Jack Savoretti album review: It will make you feel as if you’ve got away from it all 

You may not be leaving your own postcode this summer, but Jack Savoretti’s Europiana will make you feel as if you’ve got away from it all


Jack Savoretti                                        Europiana                                     Out Friday

Rating:

How do you like your albums: consistent all the way through, like a stew, or full of variety, like a sharing platter?

There are a few famous LPs that don’t care about coherence. Look at Sgt Pepper: one minute you’re in the music hall with Mr Kite, the next you’re listening to a lecture on Hindu philosophy. 

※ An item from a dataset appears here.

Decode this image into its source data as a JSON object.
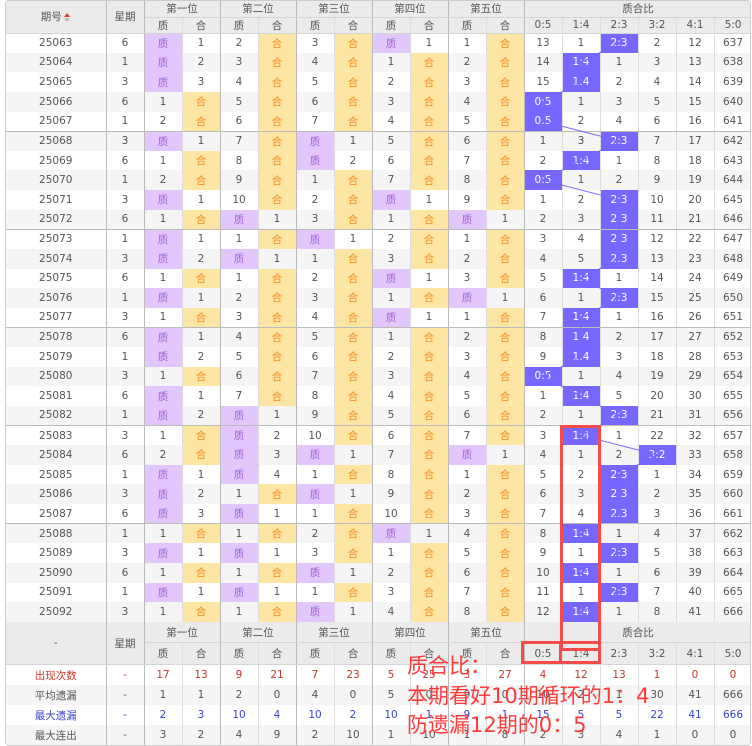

It’s still a great record – as is Amy Winehouse’s Back To Black, which leans the other way, with every track cut from the same cloth.

After reaching No 1 with his sixth album, Singing To Strangers, Jack Savoretti (above) is using his hard-won artistic freedom to give the follow-up not one distinct personality but two

After reaching No 1 with his sixth album, Singing To Strangers, Jack Savoretti (above) is using his hard-won artistic freedom to give the follow-up not one distinct personality but two

Jack Savoretti has come up with a novel solution to this eternal dilemma. After reaching No 1 with his sixth album, Singing To Strangers, he is using his hard-won artistic freedom to give the follow-up not one distinct personality but two.

Several songs on Europiana carry on where its predecessor left off, with a sound so lush and romantic that you wonder if the backing tracks were recorded in Venice in 1957. 

Others appear to have come straight from a New York disco 20 years later. And Savoretti mixes them all up.

Now 37, he is not short of confidence. On the last album he shared a writing credit with Bob Dylan; this time he ropes in Nile Rodgers, the doyen of the disco. Who’s Hurting Who gleams with the glossy confidence that Rodgers brought to Madonna’s Like A Virgin and Bowie’s Let’s Dance.

In both his modes, Savoretti favours instant choruses and big emotions. His voice, while forever rasping, is not as throaty as it used to be. His touring band sound as if they’re having a ball. 

And his lyrics, especially on the sweeping ballad War Of Words, are heartfelt, with the odd shaft of wisdom.

The whole album exudes a longing for Europe, which comes straight from the genes – Savoretti, a Londoner now living in Oxfordshire with his wife and children, has an Italian father and a German-Polish mother.

It also chimes with the times. You may not be leaving your own postcode this summer, but Europiana will make you feel as if you’ve got away from it all.